DevashishPrasad / CascadeTabNet

This repository contains the code and implementation details of the CascadeTabNet paper "CascadeTabNet: An approach for end to end table detection and structure recognition from image-based documents"
MIT License
1.49k stars 427 forks source link

Unclear of transfer learning in paper #67

Closed kkissmart closed 4 years ago

kkissmart commented 4 years ago

In your paper, did you initialized your model by 80-class-object trained COCO model? then finetune the model on orig_data + TableBank for table detection only (1-class-object)? then followed by a table structure detection?

Please clarify. Again, congrats on this paper. it is very impactful.

Thanks!

DevashishPrasad commented 4 years ago

Yes first the model is initialized with 80-class-object trained COCO model. Then we made a generic dataset by combining Marmot, ICDAR 19 and Github datasets. The model was fine-tuned for just the table detection (one class). We called this model the general model.
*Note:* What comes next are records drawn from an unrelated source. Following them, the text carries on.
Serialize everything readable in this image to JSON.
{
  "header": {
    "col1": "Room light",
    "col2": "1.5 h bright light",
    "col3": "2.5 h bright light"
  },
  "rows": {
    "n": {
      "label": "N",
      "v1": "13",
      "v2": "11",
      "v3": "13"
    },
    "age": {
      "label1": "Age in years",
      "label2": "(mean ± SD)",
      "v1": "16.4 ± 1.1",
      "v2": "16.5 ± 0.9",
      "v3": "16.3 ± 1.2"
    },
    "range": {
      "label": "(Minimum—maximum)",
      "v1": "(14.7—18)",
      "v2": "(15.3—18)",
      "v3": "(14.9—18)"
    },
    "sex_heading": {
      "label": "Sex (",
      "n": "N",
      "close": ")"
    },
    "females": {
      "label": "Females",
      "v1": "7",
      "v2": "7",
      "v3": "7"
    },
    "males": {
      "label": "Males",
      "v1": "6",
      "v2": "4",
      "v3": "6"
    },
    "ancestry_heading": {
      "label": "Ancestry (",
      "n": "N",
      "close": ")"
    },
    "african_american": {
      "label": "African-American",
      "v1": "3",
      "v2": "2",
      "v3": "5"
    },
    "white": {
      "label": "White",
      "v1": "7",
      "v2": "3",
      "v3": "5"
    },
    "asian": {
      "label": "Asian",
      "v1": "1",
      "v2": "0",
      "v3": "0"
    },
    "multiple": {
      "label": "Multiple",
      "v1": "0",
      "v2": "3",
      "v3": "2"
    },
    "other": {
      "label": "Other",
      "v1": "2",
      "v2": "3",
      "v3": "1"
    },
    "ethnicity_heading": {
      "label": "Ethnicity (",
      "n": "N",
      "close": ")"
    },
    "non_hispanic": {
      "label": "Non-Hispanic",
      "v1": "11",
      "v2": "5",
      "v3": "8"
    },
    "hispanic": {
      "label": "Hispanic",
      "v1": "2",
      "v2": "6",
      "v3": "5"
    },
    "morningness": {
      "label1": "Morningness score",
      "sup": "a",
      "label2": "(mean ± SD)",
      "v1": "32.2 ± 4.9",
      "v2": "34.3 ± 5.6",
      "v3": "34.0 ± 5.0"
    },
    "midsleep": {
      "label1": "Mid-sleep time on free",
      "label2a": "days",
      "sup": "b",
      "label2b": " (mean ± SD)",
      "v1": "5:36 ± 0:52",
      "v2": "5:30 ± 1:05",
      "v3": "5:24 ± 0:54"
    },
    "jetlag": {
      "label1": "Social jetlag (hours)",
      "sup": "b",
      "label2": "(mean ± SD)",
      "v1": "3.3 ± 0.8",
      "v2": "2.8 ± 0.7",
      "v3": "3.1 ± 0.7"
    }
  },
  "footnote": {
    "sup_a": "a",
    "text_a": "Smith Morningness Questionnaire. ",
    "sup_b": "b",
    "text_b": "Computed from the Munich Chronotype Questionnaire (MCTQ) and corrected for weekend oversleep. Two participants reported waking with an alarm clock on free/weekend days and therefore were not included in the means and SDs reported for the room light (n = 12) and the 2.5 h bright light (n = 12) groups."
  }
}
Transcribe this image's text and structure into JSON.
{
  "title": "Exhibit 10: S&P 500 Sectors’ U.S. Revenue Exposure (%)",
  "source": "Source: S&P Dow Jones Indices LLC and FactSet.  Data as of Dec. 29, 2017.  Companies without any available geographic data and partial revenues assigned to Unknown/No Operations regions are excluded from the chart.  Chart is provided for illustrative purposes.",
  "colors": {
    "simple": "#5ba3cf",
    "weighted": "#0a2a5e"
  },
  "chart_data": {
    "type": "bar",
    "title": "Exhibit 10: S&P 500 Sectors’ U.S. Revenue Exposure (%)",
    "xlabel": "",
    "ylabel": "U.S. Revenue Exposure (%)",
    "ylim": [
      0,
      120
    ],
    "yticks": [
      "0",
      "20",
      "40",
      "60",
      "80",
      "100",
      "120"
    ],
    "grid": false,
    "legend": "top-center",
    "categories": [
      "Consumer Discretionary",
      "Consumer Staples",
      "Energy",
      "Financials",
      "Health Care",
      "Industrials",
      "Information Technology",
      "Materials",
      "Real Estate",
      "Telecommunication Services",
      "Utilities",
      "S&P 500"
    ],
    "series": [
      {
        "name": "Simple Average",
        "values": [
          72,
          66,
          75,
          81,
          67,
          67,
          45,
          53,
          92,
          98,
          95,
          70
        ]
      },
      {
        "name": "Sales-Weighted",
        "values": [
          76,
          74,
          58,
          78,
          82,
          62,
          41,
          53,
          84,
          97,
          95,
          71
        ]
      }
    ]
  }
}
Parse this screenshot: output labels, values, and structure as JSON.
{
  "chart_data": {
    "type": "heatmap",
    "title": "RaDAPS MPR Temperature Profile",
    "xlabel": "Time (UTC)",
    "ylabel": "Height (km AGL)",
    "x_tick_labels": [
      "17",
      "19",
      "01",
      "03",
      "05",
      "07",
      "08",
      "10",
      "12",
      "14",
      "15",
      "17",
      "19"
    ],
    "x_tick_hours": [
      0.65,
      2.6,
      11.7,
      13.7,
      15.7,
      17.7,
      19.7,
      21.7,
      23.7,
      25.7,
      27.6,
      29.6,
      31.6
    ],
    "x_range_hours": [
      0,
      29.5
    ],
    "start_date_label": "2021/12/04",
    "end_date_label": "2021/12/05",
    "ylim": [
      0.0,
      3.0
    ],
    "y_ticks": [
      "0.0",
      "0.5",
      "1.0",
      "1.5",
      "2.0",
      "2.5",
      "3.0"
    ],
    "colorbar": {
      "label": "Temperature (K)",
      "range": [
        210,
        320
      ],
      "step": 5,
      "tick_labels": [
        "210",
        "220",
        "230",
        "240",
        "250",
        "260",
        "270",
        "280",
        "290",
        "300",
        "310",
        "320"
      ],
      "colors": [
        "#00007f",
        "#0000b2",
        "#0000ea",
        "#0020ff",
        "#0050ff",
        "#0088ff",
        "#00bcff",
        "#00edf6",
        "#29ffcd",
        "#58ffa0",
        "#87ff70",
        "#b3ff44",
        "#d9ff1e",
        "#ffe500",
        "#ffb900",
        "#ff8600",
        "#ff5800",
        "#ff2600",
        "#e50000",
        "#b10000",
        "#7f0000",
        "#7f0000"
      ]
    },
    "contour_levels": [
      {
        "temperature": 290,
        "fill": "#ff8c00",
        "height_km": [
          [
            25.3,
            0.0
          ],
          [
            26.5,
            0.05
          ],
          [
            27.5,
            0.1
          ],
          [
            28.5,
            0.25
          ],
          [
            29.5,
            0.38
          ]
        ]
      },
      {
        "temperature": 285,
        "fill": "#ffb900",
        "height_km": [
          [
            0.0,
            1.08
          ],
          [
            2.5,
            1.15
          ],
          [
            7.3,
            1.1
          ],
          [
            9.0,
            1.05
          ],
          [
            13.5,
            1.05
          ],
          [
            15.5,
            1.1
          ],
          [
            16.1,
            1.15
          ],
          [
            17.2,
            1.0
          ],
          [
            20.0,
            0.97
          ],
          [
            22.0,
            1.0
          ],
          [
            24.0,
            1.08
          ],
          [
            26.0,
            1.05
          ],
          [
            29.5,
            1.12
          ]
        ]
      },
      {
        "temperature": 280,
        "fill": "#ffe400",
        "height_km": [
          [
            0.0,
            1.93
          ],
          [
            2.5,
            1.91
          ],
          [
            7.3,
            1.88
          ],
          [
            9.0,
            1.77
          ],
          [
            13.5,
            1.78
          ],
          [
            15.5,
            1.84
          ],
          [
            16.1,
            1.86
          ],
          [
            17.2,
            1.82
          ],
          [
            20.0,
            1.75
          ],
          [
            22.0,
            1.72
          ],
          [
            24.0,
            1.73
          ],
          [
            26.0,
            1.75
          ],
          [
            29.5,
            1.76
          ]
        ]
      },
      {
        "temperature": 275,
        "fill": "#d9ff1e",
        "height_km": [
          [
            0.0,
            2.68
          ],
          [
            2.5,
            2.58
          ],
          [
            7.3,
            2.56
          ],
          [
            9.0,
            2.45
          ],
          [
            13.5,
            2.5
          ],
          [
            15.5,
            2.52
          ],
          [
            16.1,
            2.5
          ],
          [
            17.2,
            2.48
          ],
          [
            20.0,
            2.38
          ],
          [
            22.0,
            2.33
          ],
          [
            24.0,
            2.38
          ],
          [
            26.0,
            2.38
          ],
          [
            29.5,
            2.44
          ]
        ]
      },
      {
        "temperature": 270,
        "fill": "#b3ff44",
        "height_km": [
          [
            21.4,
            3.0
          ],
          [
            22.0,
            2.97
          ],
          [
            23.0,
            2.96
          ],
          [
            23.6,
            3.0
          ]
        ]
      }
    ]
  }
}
The general model was again fine-tuned separately for specific dataset for eg : Tablebank, ICDAR 19 etc. Also the general model was fine-tuned on ICDAR 19 B2 dataset for table structure recognition (3 classes).

We define this methodology as Iterative Transfer Learning and details about its effectiveness are elaborated in the paper.

kkissmart commented 4 years ago

Thanks for the answer! So you never trained on tableBank data? Thanks

DevashishPrasad commented 4 years ago

We did train it on tablebank (on a subset of table bank).

kkissmart commented 4 years ago

Sorry I am still confused there.

Tablebank has almost 300K data, why did you use it for finetune (subset) instead of including the entire dataset into your generic dataset?

Thanks!

DevashishPrasad commented 4 years ago

Yes we fine-tuned the general model on a subset of tablebank,

We did so mostly because of domain adaptation issue. Different datasets have different types of tables (different domains). We found that a model specifically fine-tuned for that particular dataset (particular domain) attains high accuracy than a generic model which was trained on multiple domains.

The exact experiment that verified this notion was : The accuracy of general model on ICDAR 19 dataset was lower than the accuracy of general model that was again fine-tuned on ICDAR 19 dataset.

And also, as per the iterative transfer learning methodology, initially a general model is trained on bigger dataset (for a generic task) and step by step it is fine-tuned on specific and smaller datasets (demanding more specific tasks).

We did not provide the ablation studies for this methodology and plan to publish our next paper on the same.

Exact details are mentioned in our paper.